DOGE Report: Savings and Best Use of Taxpayer Dollars Continues


FBI chooses Ronald Reagan Building as new Headquarters | Ronald Reagan Federal Building

The FBI announced that rather than spend untold billion of dollars on a new suburban FBI campus, they would use the existing federally owned Ronald Reagan Building for their new headquarters. The FBI is vacating its longtime home the J. Edgar Hoover building due to poor building conditions.

One of the first agencies that the Department of Government Efficiency (DOGE) went after for waste fraud and abuse at home and abroad was the U.S. Agency for International Development (USAID). The U.S. Customs and Border Protection moved into the USAID’s shuttered headquarters, the Ronald Reagan Federal Building. Now, it will be the new FBI Headquarters.

"This is a historic moment for the FBI,” FBI Director Kash Patel said in a statement. "Moving to the Ronald Reagan Building is the most cost effective and resource efficient way to carry out our mission to protect the American people and uphold the Constitution," he added.

In other news of the FBI embedding DOGE practices into their every day operation, the FBI rooted out fraud and abuse across the nation.

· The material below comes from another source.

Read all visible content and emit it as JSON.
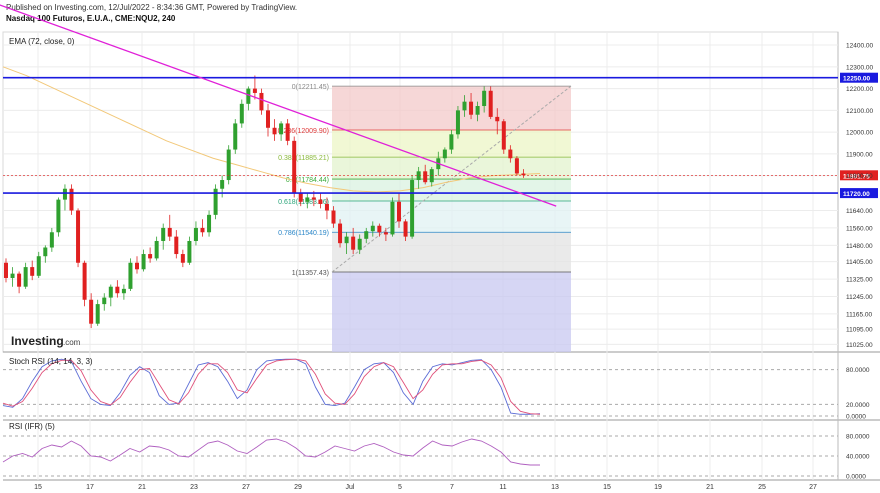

  • A former electronics technician at the FBI’s Los Angeles Field Office and his sister were charged today with felony charges for conspiring to defraud the United States to obtain at least $350,000 in low-bid electronics equipment contracts from the FBI.
The Justice Department announced the results of its 2025 National Health Care Fraud Takedown, which resulted in criminal charges against 324 defendants, including 96 doctors, nurse practitioners, pharmacists, and other licensed medical professionals, in 50 federal districts and 12 State Attorneys General’s Offices across the United States, for their alleged participation in various health care fraud schemes involving over $14.6 billion in intended loss.

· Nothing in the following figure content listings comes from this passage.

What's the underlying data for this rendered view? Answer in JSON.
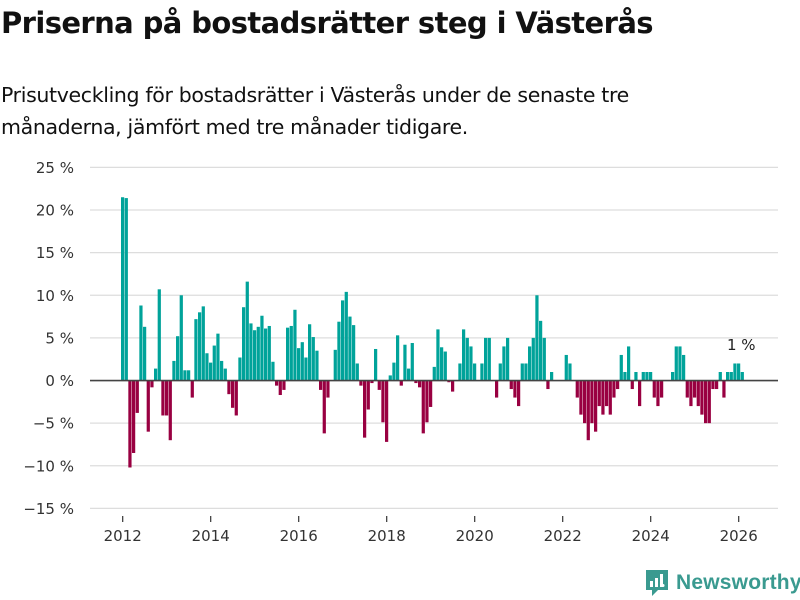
{
  "header": {
    "title": "Priserna på bostadsrätter steg i Västerås",
    "subtitle": "Prisutveckling för bostadsrätter i Västerås under de senaste tre månaderna, jämfört med tre månader tidigare."
  },
  "branding": {
    "logo_text": "Newsworthy",
    "logo_icon": "bar-chart-speech-bubble-icon",
    "logo_color": "#3a9a90"
  },
  "colors": {
    "positive": "#00a39a",
    "negative": "#990041",
    "zero_line": "#444444",
    "grid": "#dddddd"
  },
  "chart_data": {
    "type": "bar",
    "title": "Priserna på bostadsrätter steg i Västerås",
    "subtitle": "Prisutveckling för bostadsrätter i Västerås under de senaste tre månaderna, jämfört med tre månader tidigare.",
    "xlabel": "",
    "ylabel": "",
    "unit": "%",
    "x_start": "2012-01",
    "frequency": "monthly",
    "ylim": [
      -15,
      25
    ],
    "yticks": [
      25,
      20,
      15,
      10,
      5,
      0,
      -5,
      -10,
      -15
    ],
    "ytick_labels": [
      "25 %",
      "20 %",
      "15 %",
      "10 %",
      "5 %",
      "0 %",
      "−5 %",
      "−10 %",
      "−15 %"
    ],
    "xticks": [
      "2012",
      "2014",
      "2016",
      "2018",
      "2020",
      "2022",
      "2024",
      "2026"
    ],
    "grid": true,
    "legend": "none",
    "annotation": {
      "text": "1 %",
      "target": "last"
    },
    "years": [
      {
        "year": 2012,
        "values": [
          21.5,
          21.4,
          -10.2,
          -8.5,
          -3.8,
          8.8,
          6.3,
          -6.0,
          -0.8,
          1.4,
          10.7,
          -4.1
        ]
      },
      {
        "year": 2013,
        "values": [
          -4.1,
          -7.0,
          2.3,
          5.2,
          10.0,
          1.2,
          1.2,
          -2.0,
          7.2,
          8.0,
          8.7,
          3.2
        ]
      },
      {
        "year": 2014,
        "values": [
          2.1,
          4.1,
          5.5,
          2.3,
          1.4,
          -1.6,
          -3.2,
          -4.1,
          2.7,
          8.6,
          11.6,
          6.7
        ]
      },
      {
        "year": 2015,
        "values": [
          5.9,
          6.3,
          7.6,
          6.1,
          6.4,
          2.2,
          -0.6,
          -1.7,
          -1.1,
          6.2,
          6.4,
          8.3
        ]
      },
      {
        "year": 2016,
        "values": [
          3.8,
          4.5,
          2.7,
          6.6,
          5.1,
          3.5,
          -1.1,
          -6.2,
          -2.0,
          0,
          3.6,
          6.9
        ]
      },
      {
        "year": 2017,
        "values": [
          9.4,
          10.4,
          7.5,
          6.5,
          2.0,
          -0.6,
          -6.7,
          -3.4,
          -0.3,
          3.7,
          -1.1,
          -4.9
        ]
      },
      {
        "year": 2018,
        "values": [
          -7.2,
          0.6,
          2.1,
          5.3,
          -0.6,
          4.2,
          1.4,
          4.4,
          -0.3,
          -0.8,
          -6.2,
          -4.9
        ]
      },
      {
        "year": 2019,
        "values": [
          -3.1,
          1.6,
          6.0,
          3.9,
          3.4,
          -0.2,
          -1.3,
          0,
          2.0,
          6.0,
          5.0,
          4.0
        ]
      },
      {
        "year": 2020,
        "values": [
          2.0,
          0,
          2.0,
          5.0,
          5.0,
          0,
          -2.0,
          2.0,
          4.0,
          5.0,
          -1.0,
          -2.0
        ]
      },
      {
        "year": 2021,
        "values": [
          -3.0,
          2.0,
          2.0,
          4.0,
          5.0,
          10.0,
          7.0,
          5.0,
          -1.0,
          1.0,
          0,
          0
        ]
      },
      {
        "year": 2022,
        "values": [
          0,
          3.0,
          2.0,
          0,
          -2.0,
          -4.0,
          -5.0,
          -7.0,
          -5.0,
          -6.0,
          -3.0,
          -4.0
        ]
      },
      {
        "year": 2023,
        "values": [
          -3.0,
          -4.0,
          -2.0,
          -1.0,
          3.0,
          1.0,
          4.0,
          -1.0,
          1.0,
          -3.0,
          1.0,
          1.0
        ]
      },
      {
        "year": 2024,
        "values": [
          1.0,
          -2.0,
          -3.0,
          -2.0,
          0,
          0,
          1.0,
          4.0,
          4.0,
          3.0,
          -2.0,
          -3.0
        ]
      },
      {
        "year": 2025,
        "values": [
          -2.0,
          -3.0,
          -4.0,
          -5.0,
          -5.0,
          -1.0,
          -1.0,
          1.0,
          -2.0,
          1.0,
          1.0,
          2.0
        ]
      },
      {
        "year": 2026,
        "values": [
          2.0,
          1.0
        ]
      }
    ]
  }
}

The government seized over $245 million in cash, luxury vehicles, crypto currency, and other assets as part of the coordinated enforcement efforts. The Centers for Medicare and Medicaid Services also announced that it successfully prevented over $4 billion from being paid in response to false and fraudulent claims and that it suspended or revoked the billing privileges of 205 providers in the months leading up to the Takedown.